Experimental Design
Lab-in-the-field experiment:
We randomly match two couples from different villages virtually (and anonymously) to participate in the experiment. The possible matched pairs are: i) the two wives play against each other, ii) the two husbands play against each other, and iii) the wife from one couple plays against the husband from the other couple. Within matched pairs, we randomly assign one spouse to be the “chooser” and the other spouse to be the “responder”.
The chooser decides between two plates of flat rice, the “good” plate, and the “bad” plate, and the responder receives the other plate. The responder can respond to each choice in terms of seconds that the chooser needs to listen to an annoying sound. The decisions are made and implemented in real-time and online.
We cross-randomize subjects into three treatment assignments:
1) Image relevance: We randomly assign responders to either an image-relevance or non-image relevance treatment arm. In the image-relevance treatment arm, we inform the responder that the chooser, before selecting the plate, will find out whether the responder scored within the top 25% on a respectable man or soft charactered woman scale.

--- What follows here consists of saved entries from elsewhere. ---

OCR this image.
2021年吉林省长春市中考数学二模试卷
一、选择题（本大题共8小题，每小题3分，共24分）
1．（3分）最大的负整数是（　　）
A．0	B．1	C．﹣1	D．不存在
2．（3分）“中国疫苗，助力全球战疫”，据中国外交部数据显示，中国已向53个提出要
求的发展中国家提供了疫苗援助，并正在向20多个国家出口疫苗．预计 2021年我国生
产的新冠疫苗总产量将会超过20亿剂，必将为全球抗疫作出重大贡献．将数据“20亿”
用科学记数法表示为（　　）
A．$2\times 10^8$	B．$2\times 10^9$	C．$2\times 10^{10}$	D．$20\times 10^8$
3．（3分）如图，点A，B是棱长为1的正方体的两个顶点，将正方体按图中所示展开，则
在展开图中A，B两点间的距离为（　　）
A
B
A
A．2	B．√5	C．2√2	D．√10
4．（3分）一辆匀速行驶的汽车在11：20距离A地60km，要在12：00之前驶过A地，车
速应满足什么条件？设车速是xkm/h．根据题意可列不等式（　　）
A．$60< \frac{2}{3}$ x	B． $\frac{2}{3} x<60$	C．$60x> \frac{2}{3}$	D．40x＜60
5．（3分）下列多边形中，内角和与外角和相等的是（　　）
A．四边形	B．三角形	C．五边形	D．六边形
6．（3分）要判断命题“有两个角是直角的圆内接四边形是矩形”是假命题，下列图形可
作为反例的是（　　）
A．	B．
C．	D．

In the non-image relevant treatment arm, we inform the responder that the chooser has no additional information about the responder.

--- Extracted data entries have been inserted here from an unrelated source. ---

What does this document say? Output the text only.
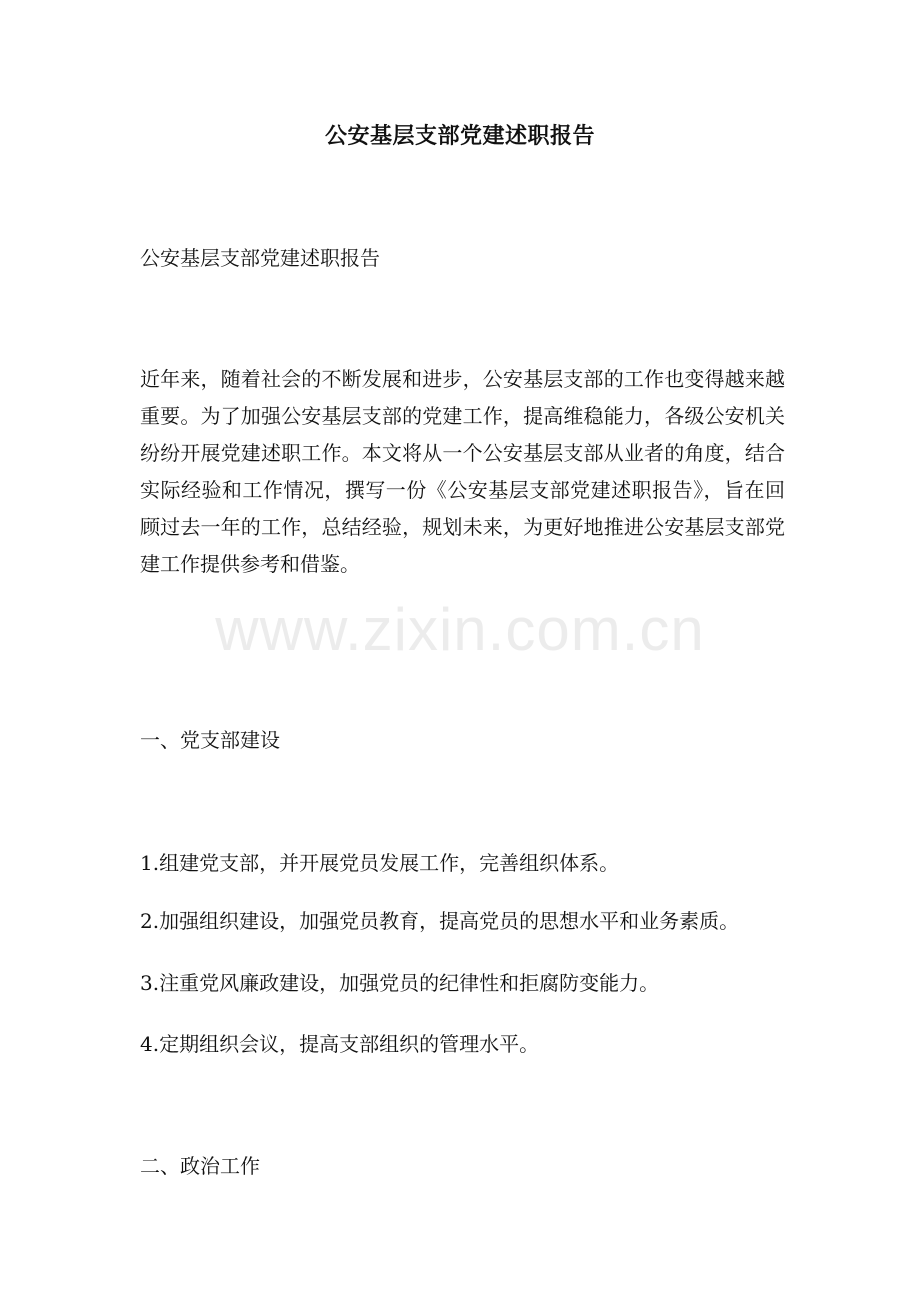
公安基层支部党建述职报告

公安基层支部党建述职报告

近年来，随着社会的不断发展和进步，公安基层支部的工作也变得越来越重要。为了加强公安基层支部的党建工作，提高维稳能力，各级公安机关纷纷开展党建述职工作。本文将从一个公安基层支部从业者的角度，结合实际经验和工作情况，撰写一份《公安基层支部党建述职报告》，旨在回顾过去一年的工作，总结经验，规划未来，为更好地推进公安基层支部党建工作提供参考和借鉴。

一、党支部建设

1.组建党支部，并开展党员发展工作，完善组织体系。

2.加强组织建设，加强党员教育，提高党员的思想水平和业务素质。

3.注重党风廉政建设，加强党员的纪律性和拒腐防变能力。

4.定期组织会议，提高支部组织的管理水平。

二、政治工作

www.zixin.com.cn
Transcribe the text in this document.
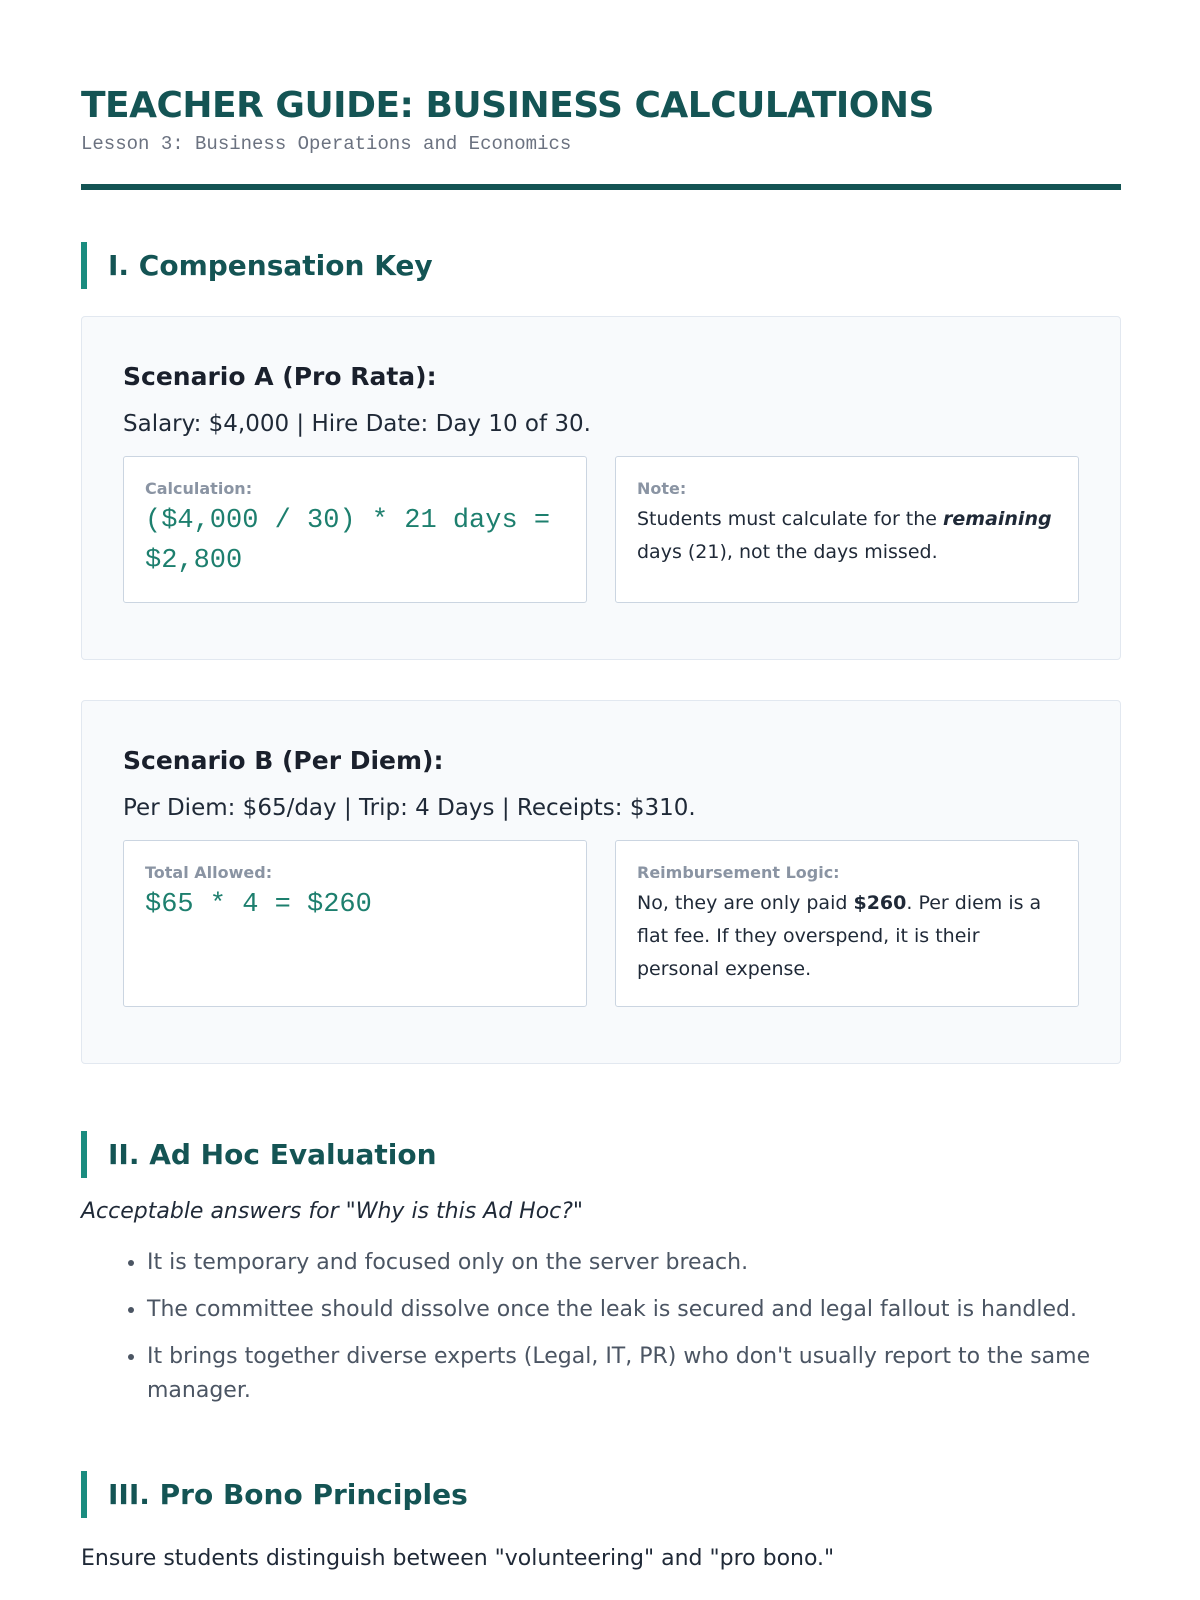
TEACHER GUIDE: BUSINESS CALCULATIONS
Lesson 3: Business Operations and Economics
I. Compensation Key
Scenario A (Pro Rata):
Salary: $4,000 | Hire Date: Day 10 of 30.
Calculation:
($4,000 / 30) * 21 days = $2,800
Note:
Students must calculate for the remaining days (21), not the days missed.
Scenario B (Per Diem):
Per Diem: $65/day | Trip: 4 Days | Receipts: $310.
Total Allowed:
$65 * 4 = $260
Reimbursement Logic:
No, they are only paid $260. Per diem is a flat fee. If they overspend, it is their personal expense.
II. Ad Hoc Evaluation
Acceptable answers for "Why is this Ad Hoc?"
• It is temporary and focused only on the server breach.
• The committee should dissolve once the leak is secured and legal fallout is handled.
• It brings together diverse experts (Legal, IT, PR) who don't usually report to the same manager.
III. Pro Bono Principles
Ensure students distinguish between "volunteering" and "pro bono."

2) Timing of sound assignment: Experiment pairs are assigned to one of three treatment arms: i) ex-ante, the responder allocates the sound for each choice before the chooser selects a plate (i.e., the responder can still influence the plate selection); ii) ex-post cold, the responder selects the sound for each outcome after the chooser selects a plate, but before he/she finds out about the plate selection (i.e., the responder cannot influence the plate selection anymore but also cannot respond in a hot anger state); iii) ex-post hot, the responder assigns the sound after the chooser selects a plate and after finding out about the plate selection (i.e., the responder cannot influence the plate selection and may respond in a hot anger state).
3) Observability of transgression and sound assignment: We vary whether i) both transgression and sound assignment are private; ii) transgression is public to onlookers, but the sound assignment is private; or iii) both transgression and sound assignment are public to onlookers.

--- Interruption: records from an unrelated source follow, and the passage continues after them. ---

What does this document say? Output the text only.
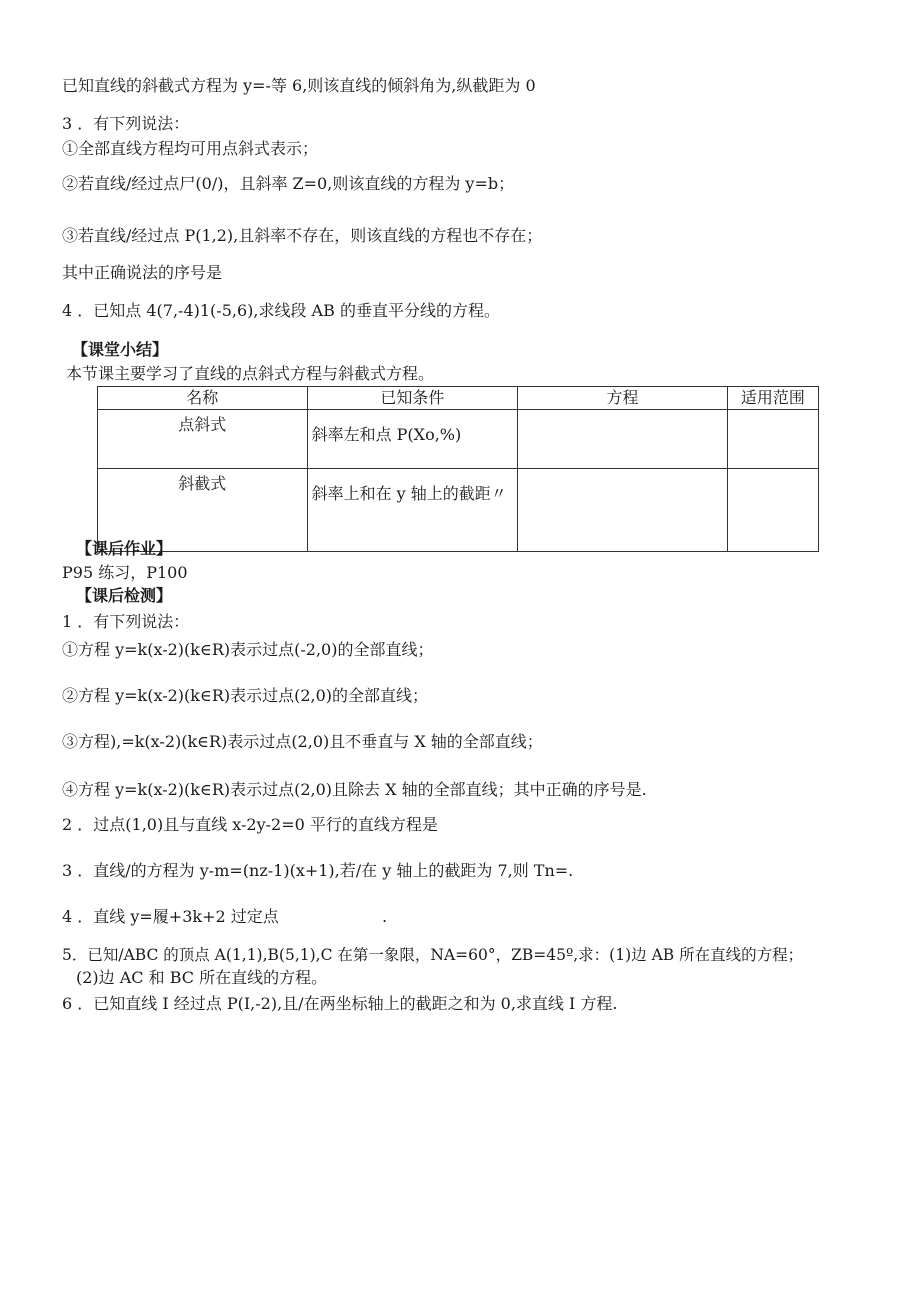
已知直线的斜截式方程为 y=-等 6,则该直线的倾斜角为,纵截距为 0
3 ．有下列说法：
①全部直线方程均可用点斜式表示；
②若直线/经过点尸(0/)，且斜率 Z=0,则该直线的方程为 y=b；
③若直线/经过点 P(1,2),且斜率不存在，则该直线的方程也不存在；
其中正确说法的序号是
4 ．已知点 4(7,-4)1(-5,6),求线段 AB 的垂直平分线的方程。
【课堂小结】
本节课主要学习了直线的点斜式方程与斜截式方程。
名称	已知条件	方程	适用范围
点斜式	斜率左和点 P(Xo,%)		
斜截式	斜率上和在 y 轴上的截距〃		
【课后作业】
P95 练习，P100
【课后检测】
1 ．有下列说法：
①方程 y=k(x-2)(k∈R)表示过点(-2,0)的全部直线；
②方程 y=k(x-2)(k∈R)表示过点(2,0)的全部直线；
③方程),=k(x-2)(k∈R)表示过点(2,0)且不垂直与 X 轴的全部直线；
④方程 y=k(x-2)(k∈R)表示过点(2,0)且除去 X 轴的全部直线；其中正确的序号是.
2 ．过点(1,0)且与直线 x-2y-2=0 平行的直线方程是
3 ．直线/的方程为 y-m=(nz-1)(x+1),若/在 y 轴上的截距为 7,则 Tn=.
4 ．直线 y=履+3k+2 过定点	.
5．已知/ABC 的顶点 A(1,1),B(5,1),C 在第一象限，NA=60°，ZB=45º,求：(1)边 AB 所在直线的方程；
(2)边 AC 和 BC 所在直线的方程。
6 ．已知直线 I 经过点 P(I,-2),且/在两坐标轴上的截距之和为 0,求直线 I 方程.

We will further test for heterogeneity by the income of the player randomly assigned as the “responder”.
Vignette experiment:
The vignette experiment aims to test the external relevance of the sound experiment for intimate partner violence and elicit norms and social acceptability of violence by income. We show vignettes in which either a high- or low-income husband instructs his wife not to do a certain action, which she might or might not follow. We elicit respondents’ first- and second-order beliefs about the likelihood and social acceptability of disciplining in the case that the wife does or does not follow the husband’s instruction. This will allow us to measure community-level norms about violence.